Street protests in Venezuela claimed at least two more fatalities on Wednesday, bringing the total number of people killed to more than 30 in several weeks of unrest. Thousands of Venezuelans took to the streets as president Nicolas Maduro began the process of overhauling the country's constitution -- a move that has raised the stakes in a bitter standoff between Maduro's government and a growing opposition.
I see congress shaking in its boots before a constitutional convention, Maduro said, referring to the opposition-controlled National Assembly in a speech to his supporters.
A fresh wave of unrest has engulfed Venezuela in the past month amid a severe economic and political crisis. Venezuela's economic output shrank some 18% last year and annual inflation this year is projected to top 700%, according to the IMF.
Protesters in Caracas faced off with police in a series of violent clashes on Wednesday. Demonstrators lit vehicles on fire and police launched tear gas and deployed armored vehicles to stop crowds from reaching the steps of the National Assembly. Some 1,700 people have been arrested at protests since the beginning of April, nearly 600 of whom remain behind bars, according to Penal Forum, a Venezuelan NGO that tracks arrests and violence surrounding the protests.
In a dramatic scene caught by a photographer at one of the Wednesday protests, a man was severely burned when the gas tank of a police motorcycle exploded during clashes between protesters and government security forces. In a second incident an anti riots armored vehicle run over some protestors.
The United Nations has called for Venezuela's government to allow Venezuelan citizens to peacefully protest. “We are gravely concerned about allegations of excessive and indiscriminate use of force during the protests, as well as arbitrary detentions and killings,” the United Nations Human Rights Council said in a statement released last month.
Maduro has blamed the protest organizers for the violence and dismissed the recent uprising as a U.S.-backed conspiracy to remove his government from power.
Latin American governments stated they support Pope Francis comments on the Venezuela situation, particularly that most clear conditions are needed to find a way out to the current political, economic and humanitarian crisis.

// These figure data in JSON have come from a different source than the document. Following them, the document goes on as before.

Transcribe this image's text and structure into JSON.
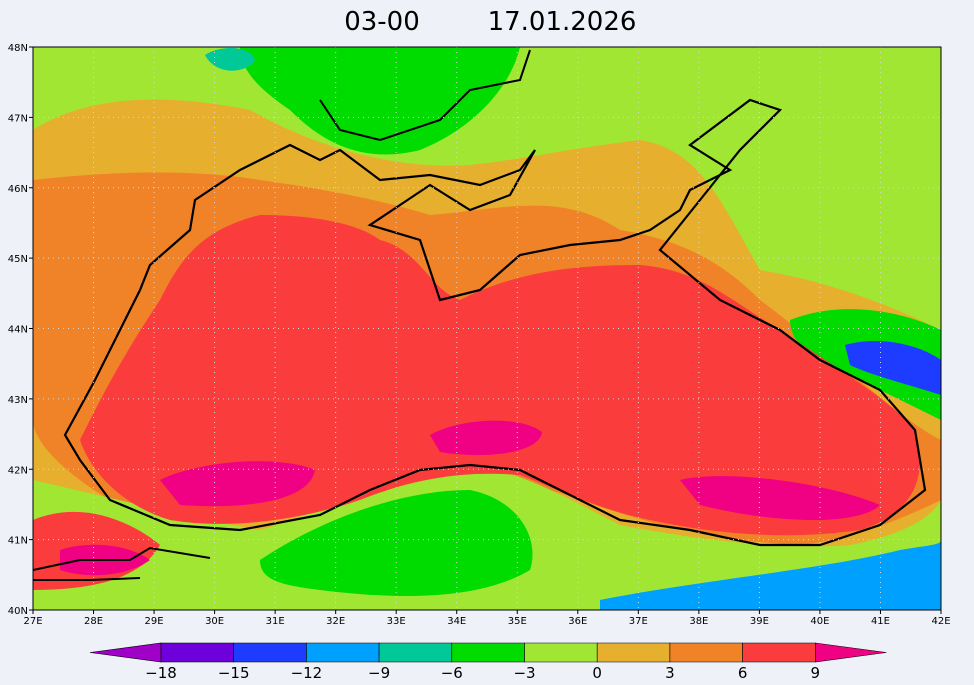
{
  "header": {
    "time": "03-00",
    "date": "17.01.2026"
  },
  "map": {
    "lon_labels": [
      "27E",
      "28E",
      "29E",
      "30E",
      "31E",
      "32E",
      "33E",
      "34E",
      "35E",
      "36E",
      "37E",
      "38E",
      "39E",
      "40E",
      "41E",
      "42E"
    ],
    "lat_labels": [
      "48N",
      "47N",
      "46N",
      "45N",
      "44N",
      "43N",
      "42N",
      "41N",
      "40N"
    ]
  },
  "colorbar": {
    "labels": [
      "−18",
      "−15",
      "−12",
      "−9",
      "−6",
      "−3",
      "0",
      "3",
      "6",
      "9"
    ],
    "colors": [
      "#a000c8",
      "#6e00dc",
      "#1e3cff",
      "#00a0ff",
      "#00c896",
      "#00dc00",
      "#a0e632",
      "#e6af2d",
      "#f08228",
      "#fa3c3c",
      "#f00082"
    ]
  }
}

The governments of Argentina, Brazil, Chile, Colombia, Costa Rica, Peru, Paraguay and Uruguay said they agreed with Pope Francis that everything possible to help Venezuela must be undertaken but with the necessary guarantees
Thus there must be an end to acts of violence, the return to the rule of the law, liberating political prisoners, the full restitution of the National Assembly powers and compliance with the electoral calendar.